Дразнит? Или серьезен?
— Я знаю, что не делаю ничего плохого, — я вытащила последнюю нить и стала протирать живот оборотня жидким Plantágo, — И знаю, что мои действия помогут, поэтому смысла дергаться не вижу. Вот откровенно причинить вред кому-то — для этого у меня кишка тонка.
— Да ну? — Ерш изогнул бровь, и я мысленно пожелала ему таким и остаться.
— Ну да.
Оборотень красноречиво посмотрел в противоположный от нас угол комнаты. Там все еще валялось маленькое колечко Фиавара, кровь на нем засохла и побурела.
— Не так уж и тонка, — парень почесал бок и взлохматил мне волосы, — Не делай такое лицо, я ж дразнюсь.
Не знаю, что уж у меня было с лицом, но я его уже не слушала — меня посетила Идея. Я подобрала с пола пирсинг, вынула из кармана трофейный клык оборотня, который теперь все время носила с собой, и надела колечко на него. Оно село ровно и плотно, почти посередине.
— Зашибенный оберег получится, — я подбросила цацку на ладони и сделала в голове пометку: попросить Нафиуса, пусть повесит на цепочку, — Я Фиавару лично этот сосок проколола!

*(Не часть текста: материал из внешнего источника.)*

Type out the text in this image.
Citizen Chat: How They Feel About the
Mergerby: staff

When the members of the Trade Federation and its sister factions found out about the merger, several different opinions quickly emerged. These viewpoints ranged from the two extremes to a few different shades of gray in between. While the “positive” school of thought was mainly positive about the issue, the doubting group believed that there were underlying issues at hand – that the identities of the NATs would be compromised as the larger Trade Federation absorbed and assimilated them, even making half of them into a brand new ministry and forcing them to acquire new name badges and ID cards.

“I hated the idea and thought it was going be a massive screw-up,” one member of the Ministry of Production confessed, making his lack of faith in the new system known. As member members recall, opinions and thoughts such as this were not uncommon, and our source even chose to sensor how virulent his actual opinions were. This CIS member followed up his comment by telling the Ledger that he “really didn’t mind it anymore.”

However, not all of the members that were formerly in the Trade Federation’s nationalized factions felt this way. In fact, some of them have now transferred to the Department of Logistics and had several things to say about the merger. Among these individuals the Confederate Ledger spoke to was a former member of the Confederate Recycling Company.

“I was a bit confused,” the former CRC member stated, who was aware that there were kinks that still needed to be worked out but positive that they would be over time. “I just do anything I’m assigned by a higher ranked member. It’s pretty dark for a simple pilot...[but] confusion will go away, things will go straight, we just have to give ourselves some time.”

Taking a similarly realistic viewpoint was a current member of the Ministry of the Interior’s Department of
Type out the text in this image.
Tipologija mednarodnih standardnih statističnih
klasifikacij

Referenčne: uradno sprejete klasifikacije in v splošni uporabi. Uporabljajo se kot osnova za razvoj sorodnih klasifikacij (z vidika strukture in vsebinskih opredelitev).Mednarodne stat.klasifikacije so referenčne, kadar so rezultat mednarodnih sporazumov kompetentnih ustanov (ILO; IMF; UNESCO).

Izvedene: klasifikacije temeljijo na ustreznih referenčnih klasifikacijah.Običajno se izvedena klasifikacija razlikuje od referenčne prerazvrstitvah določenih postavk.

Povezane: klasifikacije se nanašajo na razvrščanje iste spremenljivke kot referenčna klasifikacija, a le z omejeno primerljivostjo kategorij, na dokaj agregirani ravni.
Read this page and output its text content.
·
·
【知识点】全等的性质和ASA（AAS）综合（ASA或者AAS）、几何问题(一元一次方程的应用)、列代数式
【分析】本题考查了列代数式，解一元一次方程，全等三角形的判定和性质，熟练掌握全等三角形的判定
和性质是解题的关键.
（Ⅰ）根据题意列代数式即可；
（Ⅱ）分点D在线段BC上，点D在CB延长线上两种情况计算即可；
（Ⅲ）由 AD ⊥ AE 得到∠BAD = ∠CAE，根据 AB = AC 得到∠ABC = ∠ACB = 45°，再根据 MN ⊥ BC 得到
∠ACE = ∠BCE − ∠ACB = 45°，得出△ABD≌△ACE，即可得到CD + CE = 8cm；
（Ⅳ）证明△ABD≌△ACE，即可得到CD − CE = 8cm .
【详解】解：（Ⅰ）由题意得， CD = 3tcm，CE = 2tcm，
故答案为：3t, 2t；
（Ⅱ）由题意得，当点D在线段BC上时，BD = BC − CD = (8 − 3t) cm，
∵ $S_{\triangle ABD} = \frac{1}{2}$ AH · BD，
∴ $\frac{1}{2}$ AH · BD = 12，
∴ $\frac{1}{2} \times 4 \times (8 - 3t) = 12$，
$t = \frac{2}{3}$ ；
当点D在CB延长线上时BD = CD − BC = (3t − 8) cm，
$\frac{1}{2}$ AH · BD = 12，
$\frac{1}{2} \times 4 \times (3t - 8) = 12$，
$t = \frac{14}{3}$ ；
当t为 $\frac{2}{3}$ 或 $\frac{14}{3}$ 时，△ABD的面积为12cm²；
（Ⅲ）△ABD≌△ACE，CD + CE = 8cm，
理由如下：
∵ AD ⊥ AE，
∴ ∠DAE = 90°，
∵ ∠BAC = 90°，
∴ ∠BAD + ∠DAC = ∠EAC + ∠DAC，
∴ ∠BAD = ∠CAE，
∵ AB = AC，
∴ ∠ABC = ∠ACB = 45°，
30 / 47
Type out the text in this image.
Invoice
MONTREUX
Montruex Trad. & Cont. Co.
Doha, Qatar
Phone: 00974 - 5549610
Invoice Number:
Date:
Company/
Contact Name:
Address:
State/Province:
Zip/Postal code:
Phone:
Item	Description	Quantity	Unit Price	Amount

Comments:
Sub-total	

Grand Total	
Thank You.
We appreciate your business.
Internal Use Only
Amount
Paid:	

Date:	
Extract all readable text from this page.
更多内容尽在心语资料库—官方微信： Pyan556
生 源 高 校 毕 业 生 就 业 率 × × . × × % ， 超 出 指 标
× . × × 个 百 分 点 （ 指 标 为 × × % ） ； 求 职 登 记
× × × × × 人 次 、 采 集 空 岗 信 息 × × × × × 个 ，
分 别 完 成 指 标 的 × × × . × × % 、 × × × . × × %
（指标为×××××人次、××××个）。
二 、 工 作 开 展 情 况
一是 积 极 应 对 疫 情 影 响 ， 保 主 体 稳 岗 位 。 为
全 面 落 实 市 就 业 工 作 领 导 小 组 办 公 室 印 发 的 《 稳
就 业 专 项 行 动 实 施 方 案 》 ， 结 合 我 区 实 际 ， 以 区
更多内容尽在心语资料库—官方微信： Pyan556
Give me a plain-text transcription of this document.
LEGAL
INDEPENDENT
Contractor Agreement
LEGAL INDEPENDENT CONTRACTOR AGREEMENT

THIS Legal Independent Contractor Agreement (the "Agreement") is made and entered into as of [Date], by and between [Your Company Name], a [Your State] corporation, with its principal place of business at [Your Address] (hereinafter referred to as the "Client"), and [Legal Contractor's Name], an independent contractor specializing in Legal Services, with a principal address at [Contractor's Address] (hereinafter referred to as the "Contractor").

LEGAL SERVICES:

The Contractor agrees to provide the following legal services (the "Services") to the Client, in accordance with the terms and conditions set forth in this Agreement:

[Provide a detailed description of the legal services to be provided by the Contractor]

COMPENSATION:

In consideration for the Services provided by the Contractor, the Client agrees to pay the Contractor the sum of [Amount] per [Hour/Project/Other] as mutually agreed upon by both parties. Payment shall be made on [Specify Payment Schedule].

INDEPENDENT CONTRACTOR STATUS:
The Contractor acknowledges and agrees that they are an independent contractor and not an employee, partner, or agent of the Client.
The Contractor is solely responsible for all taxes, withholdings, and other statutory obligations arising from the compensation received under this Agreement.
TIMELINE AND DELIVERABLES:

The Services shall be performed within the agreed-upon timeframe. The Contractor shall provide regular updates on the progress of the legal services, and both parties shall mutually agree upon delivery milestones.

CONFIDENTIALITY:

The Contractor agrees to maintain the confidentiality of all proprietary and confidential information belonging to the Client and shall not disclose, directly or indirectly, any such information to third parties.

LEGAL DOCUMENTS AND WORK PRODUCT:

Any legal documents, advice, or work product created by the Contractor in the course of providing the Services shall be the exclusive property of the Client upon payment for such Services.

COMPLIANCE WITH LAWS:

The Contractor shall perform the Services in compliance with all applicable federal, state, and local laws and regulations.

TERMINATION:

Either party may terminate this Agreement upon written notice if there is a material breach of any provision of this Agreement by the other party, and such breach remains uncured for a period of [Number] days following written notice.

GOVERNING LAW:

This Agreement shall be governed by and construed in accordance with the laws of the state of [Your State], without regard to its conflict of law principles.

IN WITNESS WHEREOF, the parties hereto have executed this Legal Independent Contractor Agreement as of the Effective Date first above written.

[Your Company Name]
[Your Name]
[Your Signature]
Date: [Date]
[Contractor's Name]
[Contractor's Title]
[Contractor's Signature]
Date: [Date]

Как Бульба, «я тебя породил, я тебя и убью».
— Ты очень странная, — оборотень тяжело вздохнул и поплелся в душ, его искаженный эхом голос донесся уже оттуда, — Ох, какая же ты странная!
А кто спорит?
Когда посвежевший (во многих смыслах) Ерш вылез из ванной, мне припомнили обещание проколоть некоторым мохнатым ухо, что я и проделала за рекордные сорок восемь секунд, введя пациента в состояние легкой зависти. Это еще что, видел бы он, как я языки одногруппникам пробивала! По пьяни! И, что характерно, никто даже не шепелявил.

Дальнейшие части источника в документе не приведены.